For some reason, NCSU connection (10.14.11.4) is affected.
One datapoint for debugging is that some errors (or missing statements) may exist in the renci_ben.manifest for failover/backup ports. Some safety checks can be useful for configuration errors to prevent crashing of the system.

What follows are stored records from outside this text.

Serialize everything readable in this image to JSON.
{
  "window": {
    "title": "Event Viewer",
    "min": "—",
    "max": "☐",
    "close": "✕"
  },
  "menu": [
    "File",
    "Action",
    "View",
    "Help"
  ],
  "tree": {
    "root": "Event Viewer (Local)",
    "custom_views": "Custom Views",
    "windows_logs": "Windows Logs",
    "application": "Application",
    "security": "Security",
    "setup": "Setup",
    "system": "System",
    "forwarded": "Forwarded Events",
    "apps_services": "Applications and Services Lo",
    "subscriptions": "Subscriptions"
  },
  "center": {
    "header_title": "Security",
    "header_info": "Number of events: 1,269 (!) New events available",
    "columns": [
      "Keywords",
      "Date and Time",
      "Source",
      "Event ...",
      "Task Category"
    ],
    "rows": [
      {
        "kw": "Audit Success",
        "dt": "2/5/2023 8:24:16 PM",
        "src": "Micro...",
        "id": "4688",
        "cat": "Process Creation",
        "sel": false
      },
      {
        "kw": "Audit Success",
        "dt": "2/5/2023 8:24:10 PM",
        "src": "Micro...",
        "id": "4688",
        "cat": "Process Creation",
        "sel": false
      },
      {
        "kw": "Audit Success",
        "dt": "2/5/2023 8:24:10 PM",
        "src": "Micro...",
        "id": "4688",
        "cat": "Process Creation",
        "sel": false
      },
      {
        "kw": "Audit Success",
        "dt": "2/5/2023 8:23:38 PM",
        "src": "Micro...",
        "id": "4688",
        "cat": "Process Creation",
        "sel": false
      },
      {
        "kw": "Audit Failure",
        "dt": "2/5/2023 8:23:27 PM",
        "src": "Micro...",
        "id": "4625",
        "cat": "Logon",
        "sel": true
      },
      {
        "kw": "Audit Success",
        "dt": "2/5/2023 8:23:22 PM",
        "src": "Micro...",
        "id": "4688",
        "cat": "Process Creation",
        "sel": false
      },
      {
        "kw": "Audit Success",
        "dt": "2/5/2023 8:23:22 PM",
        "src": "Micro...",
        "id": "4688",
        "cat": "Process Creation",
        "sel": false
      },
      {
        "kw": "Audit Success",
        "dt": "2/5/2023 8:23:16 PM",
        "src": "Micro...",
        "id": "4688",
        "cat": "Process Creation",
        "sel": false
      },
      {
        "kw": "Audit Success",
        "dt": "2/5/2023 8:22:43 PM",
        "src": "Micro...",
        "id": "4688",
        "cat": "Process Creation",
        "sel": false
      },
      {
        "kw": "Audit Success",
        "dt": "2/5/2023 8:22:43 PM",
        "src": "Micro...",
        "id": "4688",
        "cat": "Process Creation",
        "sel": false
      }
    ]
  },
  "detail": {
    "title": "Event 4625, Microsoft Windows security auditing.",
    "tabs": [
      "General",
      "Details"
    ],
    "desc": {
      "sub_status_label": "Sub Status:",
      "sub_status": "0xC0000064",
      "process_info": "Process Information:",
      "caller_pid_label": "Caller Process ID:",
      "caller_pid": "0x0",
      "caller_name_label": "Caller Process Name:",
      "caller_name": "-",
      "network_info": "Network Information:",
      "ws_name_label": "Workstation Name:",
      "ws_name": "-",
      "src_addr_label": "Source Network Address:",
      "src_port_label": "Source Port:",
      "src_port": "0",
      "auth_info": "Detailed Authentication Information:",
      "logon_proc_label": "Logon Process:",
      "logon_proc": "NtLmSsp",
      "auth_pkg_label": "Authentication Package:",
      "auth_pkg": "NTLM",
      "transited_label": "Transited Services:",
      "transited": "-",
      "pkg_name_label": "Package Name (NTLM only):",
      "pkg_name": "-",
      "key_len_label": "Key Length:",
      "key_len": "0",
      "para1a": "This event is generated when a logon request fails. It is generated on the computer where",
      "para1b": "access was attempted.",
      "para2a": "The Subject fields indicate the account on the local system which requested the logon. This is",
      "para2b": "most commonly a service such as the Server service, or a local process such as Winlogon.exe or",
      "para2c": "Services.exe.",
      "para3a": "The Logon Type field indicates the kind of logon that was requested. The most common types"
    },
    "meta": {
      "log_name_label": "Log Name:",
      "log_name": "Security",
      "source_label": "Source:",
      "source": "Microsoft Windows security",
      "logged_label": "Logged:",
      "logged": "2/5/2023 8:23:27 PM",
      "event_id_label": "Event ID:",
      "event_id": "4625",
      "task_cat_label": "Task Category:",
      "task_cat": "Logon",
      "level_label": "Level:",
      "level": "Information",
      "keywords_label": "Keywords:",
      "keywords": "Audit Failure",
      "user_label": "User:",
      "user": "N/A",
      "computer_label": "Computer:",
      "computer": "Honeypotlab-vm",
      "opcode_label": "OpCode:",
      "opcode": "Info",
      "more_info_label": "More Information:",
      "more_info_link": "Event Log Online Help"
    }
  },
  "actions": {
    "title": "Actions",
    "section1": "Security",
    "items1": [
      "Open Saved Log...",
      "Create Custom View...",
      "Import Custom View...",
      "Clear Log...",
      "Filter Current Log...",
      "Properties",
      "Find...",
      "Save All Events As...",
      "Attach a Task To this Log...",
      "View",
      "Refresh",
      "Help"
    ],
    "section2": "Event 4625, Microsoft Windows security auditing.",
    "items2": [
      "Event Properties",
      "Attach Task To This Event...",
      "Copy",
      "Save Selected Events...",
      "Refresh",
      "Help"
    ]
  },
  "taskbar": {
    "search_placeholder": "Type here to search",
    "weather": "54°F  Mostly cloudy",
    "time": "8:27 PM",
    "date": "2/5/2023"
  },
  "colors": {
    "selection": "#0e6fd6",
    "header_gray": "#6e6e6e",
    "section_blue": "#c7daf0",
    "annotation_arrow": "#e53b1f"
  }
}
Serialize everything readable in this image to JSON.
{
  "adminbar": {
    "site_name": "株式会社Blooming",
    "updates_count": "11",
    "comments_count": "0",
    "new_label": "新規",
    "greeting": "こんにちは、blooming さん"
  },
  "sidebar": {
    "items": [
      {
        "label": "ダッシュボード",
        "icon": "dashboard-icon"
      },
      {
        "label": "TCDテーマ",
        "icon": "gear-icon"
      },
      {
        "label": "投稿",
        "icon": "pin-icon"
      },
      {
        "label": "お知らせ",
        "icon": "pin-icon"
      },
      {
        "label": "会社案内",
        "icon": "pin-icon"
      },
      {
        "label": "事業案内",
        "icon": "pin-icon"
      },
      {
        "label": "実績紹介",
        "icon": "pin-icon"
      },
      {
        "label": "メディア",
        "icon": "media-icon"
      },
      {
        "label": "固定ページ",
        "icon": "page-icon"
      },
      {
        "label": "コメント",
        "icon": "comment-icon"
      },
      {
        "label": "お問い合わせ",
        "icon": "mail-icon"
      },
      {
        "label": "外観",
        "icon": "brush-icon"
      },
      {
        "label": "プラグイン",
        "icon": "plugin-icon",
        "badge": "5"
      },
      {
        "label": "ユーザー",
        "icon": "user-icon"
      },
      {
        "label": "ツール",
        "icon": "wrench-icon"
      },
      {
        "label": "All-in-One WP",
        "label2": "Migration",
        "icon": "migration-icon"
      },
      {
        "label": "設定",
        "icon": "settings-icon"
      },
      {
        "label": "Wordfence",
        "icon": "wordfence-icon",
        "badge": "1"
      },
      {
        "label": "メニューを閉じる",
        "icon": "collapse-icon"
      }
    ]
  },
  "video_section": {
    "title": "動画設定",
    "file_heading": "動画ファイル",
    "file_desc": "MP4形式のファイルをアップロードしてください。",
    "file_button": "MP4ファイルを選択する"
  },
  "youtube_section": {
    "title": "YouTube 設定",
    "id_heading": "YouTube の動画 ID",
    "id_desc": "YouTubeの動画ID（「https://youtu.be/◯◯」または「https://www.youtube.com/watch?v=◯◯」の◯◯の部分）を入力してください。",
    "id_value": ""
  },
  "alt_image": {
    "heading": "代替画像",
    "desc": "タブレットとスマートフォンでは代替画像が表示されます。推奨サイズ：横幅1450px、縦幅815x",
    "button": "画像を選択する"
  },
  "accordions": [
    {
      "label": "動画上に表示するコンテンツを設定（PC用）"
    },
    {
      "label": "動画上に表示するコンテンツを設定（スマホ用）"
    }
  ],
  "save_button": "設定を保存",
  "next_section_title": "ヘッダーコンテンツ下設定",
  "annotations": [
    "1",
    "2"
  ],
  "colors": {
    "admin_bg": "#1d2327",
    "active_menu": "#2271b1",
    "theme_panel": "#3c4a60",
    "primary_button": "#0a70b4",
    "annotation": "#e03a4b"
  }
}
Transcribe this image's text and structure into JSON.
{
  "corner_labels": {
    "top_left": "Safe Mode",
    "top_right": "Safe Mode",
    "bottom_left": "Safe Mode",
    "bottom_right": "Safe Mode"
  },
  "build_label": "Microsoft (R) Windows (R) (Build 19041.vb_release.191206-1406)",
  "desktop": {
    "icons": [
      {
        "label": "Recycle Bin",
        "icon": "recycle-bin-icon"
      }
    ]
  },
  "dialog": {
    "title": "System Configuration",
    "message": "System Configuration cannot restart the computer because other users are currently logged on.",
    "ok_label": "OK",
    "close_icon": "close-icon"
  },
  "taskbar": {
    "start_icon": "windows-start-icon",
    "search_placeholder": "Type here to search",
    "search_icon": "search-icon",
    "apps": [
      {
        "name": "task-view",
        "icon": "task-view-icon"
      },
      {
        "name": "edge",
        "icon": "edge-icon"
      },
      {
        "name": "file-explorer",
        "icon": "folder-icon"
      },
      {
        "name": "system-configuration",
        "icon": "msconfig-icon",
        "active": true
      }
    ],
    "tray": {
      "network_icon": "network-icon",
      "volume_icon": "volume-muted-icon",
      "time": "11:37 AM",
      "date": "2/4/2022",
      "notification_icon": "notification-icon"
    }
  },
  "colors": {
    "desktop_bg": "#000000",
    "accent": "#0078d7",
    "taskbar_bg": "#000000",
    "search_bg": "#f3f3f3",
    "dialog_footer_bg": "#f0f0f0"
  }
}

140017371850496 hb_request_handler: HBREQ: ['MAIN_PHASE']-None-None SDX Closing: Missing a heartbeat on 0x7f5850942390 SDX Heartbeat Closing due to error on 0x7f5850942390 2020-07-29 16:07:22,894 sdxcontroller: 140017371850496 WARNING Removing connection Connection: address: 10.14.11.4 port: 44498 recv_cb: None recv_thread: None sock: None
WARNING:sdxcontroller:Removing connection Connection: address: 10.14.11.4 port: 44498 recv_cb: None recv_thread: None sock: None
2020-07-29 16:07:22,895 sdxcontroller: 140017371850496 DEBUG Local Controller Lost connection: ncsuctlr
DEBUG:sdxcontroller:Local Controller Lost connection: ncsuctlr
2020-07-29 16:07:22,899 sdxcontroller: 140017371850496 DEBUG Getting backup LC.
DEBUG:sdxcontroller:Getting backup LC.
Traceback (most recent call last):
File "SDXController.py", line 423, in
With corrected manifest, exception above is not received anymore.
(1) LC shutdown and stateful recovery is validated in the RENCI testbed as the switches kept all the flow rules. (2) minuet runs into an issue due to port occupancy not cleared.
(3) in-disk database and manifest at the LC
(4) working on adding a backup port for the resiliency of management plane in the scenario of link failure, assuming one link failure at a time.